Silenced AM broadcasters would also be offered channels on an expanded FM band, and all FM broadcasters would be required to go digital as well. Such a mandate would clear up the pesky problem of HD’s shunning by receiver manufacturers, though it would set off a Congressional fracas the likes of which the broadcast industry is ill-equipped to counter successfully. HD Radio’s proprietary nature would also make any mandate to use its technology a license to print money, which is precisely why the FCC decided the marketplace would decide HD’s fate more than a decade ago.

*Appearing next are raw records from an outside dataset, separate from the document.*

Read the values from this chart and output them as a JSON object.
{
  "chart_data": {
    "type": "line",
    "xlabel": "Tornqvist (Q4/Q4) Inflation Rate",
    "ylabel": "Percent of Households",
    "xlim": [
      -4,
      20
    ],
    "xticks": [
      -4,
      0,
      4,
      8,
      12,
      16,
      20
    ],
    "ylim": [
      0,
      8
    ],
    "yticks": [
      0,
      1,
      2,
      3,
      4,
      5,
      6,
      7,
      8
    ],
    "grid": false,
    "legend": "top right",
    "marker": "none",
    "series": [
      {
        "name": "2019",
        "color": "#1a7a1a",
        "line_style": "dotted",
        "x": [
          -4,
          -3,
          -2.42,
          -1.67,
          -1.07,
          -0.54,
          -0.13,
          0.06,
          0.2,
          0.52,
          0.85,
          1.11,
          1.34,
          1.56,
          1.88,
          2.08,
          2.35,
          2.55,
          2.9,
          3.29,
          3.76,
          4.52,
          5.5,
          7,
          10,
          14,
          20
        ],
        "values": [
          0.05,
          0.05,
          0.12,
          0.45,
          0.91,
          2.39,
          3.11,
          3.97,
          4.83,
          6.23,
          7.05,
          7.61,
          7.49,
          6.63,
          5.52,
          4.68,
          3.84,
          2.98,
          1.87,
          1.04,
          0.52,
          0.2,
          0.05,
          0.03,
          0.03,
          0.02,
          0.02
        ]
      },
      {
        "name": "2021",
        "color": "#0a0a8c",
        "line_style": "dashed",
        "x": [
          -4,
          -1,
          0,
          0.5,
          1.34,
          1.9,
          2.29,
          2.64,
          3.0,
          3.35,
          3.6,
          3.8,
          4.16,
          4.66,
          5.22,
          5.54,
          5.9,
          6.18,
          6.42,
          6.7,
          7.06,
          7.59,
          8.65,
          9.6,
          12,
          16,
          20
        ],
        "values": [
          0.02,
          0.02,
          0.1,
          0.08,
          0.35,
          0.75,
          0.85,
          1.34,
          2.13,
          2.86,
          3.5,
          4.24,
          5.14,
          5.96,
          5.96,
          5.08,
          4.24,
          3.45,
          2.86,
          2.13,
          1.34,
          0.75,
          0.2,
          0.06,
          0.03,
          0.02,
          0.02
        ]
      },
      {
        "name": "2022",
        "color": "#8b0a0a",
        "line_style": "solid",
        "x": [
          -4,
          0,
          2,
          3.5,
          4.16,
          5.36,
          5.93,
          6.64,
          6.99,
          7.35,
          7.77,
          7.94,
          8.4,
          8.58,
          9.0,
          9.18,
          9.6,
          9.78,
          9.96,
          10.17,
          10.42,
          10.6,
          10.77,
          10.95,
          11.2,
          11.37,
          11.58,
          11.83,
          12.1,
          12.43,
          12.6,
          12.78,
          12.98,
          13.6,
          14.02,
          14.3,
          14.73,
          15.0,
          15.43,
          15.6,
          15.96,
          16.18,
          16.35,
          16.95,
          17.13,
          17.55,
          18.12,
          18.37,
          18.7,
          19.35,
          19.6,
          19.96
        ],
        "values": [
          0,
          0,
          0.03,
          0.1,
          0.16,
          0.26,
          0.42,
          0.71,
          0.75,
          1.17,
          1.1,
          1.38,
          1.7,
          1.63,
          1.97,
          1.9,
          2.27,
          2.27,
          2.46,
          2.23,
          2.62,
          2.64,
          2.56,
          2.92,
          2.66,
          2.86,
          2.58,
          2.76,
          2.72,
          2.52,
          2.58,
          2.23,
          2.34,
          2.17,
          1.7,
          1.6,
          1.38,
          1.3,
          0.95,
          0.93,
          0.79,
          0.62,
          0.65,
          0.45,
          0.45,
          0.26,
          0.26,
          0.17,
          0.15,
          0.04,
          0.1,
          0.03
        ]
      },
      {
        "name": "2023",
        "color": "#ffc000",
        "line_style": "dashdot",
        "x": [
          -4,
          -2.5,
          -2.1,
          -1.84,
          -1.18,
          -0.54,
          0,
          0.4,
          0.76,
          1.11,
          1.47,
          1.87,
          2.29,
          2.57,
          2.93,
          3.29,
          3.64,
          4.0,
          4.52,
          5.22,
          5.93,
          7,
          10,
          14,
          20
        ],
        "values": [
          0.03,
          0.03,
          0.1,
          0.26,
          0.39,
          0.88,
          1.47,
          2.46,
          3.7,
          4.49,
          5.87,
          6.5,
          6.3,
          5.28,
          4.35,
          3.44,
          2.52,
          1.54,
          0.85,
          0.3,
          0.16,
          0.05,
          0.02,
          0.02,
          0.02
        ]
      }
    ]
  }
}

Such is the logic of a neoliberal regulatory paradigm: industry will fight attempts at regulation unless it directly benefits them. Broadcasters are quick to decry the FCC – except in this case, when the agency is being cast as a radical last hope for jumpstarting radio’s lifeless digital transition. Combined with iBiquity CEO Robert Struble’s contention that the future of digital radio is analog, in the end, the FM dial stands to become the new AM dial: overcrowded and functionally diminished.
Curiously, Digital Radio Mondiale is name-dropped in the thick of the commentary, as “a topic for a later discussion,” though (it would seem) to be confined as a potential all-digital AM alternative.
I salute industry thinking outside of the box, but abhor the notion that the solution is just another box. All-digital FM-HD is attractive because, relative to AM-HD, FM-HD is functional, robust, and extensible (though it has never been substantively tested). But since the bar for what constitutes “improvement” in digital broadcasting was set so low during HD’s technological and policy development, is it really a viable end-state for all of U.S. radio broadcasting? Unless regulators completely reverse their direction and substantial changes are made to the transparency of HD Radio technology, mandates and migration will be a hard sell, to put it mildly. But if this represents the best industry thinking on radio’s digital future, then the situation must indeed be dire.

One thought on “Skotdal: The Future of AM is FM”

  1. “What we’ve got here,……………………. is failure to communicate, some men you just can’t reach.”
    Quote from the movie “Cool Hand Luke”
    These people still don’t get it…………… The public doesn’t give a good god damn about DAB on AM/FM, what we really would like is substance. Like real news, instead of government sponsored hype. Or maybe interactive stations that the public programs over the internet. Either way it all comes down to content whatever the vehicle, AM/FM//TV. And if it doesn’t happen on existing services………. it will on the internet!!!!
    Leave the AM/FM bands as is, add new spectrum for broadcasters at 220Mhz and boot the hams off it(example), institute a new high quality advanced technology DAB broadcast service there or any other place where spectrum can be stolen from for our beloved broadcast industry.
    You can do it this way or you can just sit on your hands and watch the internet eat your lunch and your bank accounts, while you bicker over how to resuscitate dated AM spectrum that should have been left 30 years ago and destroy a perfectly good VHF-FM service.
    The object here is to make people WANT to migrate to a new whiz bang digital broadcast service. Now lets see, or hear if the industry up to the challenge, or if it will be typical half-assed corporate mentality to “just do it on the cheap” and leave us with the existing mess that we now have.
    Clock is ticking…………………. internet is moving, and the broadcast industry is a deer in the headlights standing in the middle of the road. More listeners lost= Dead Deer!!!!!!!!!!!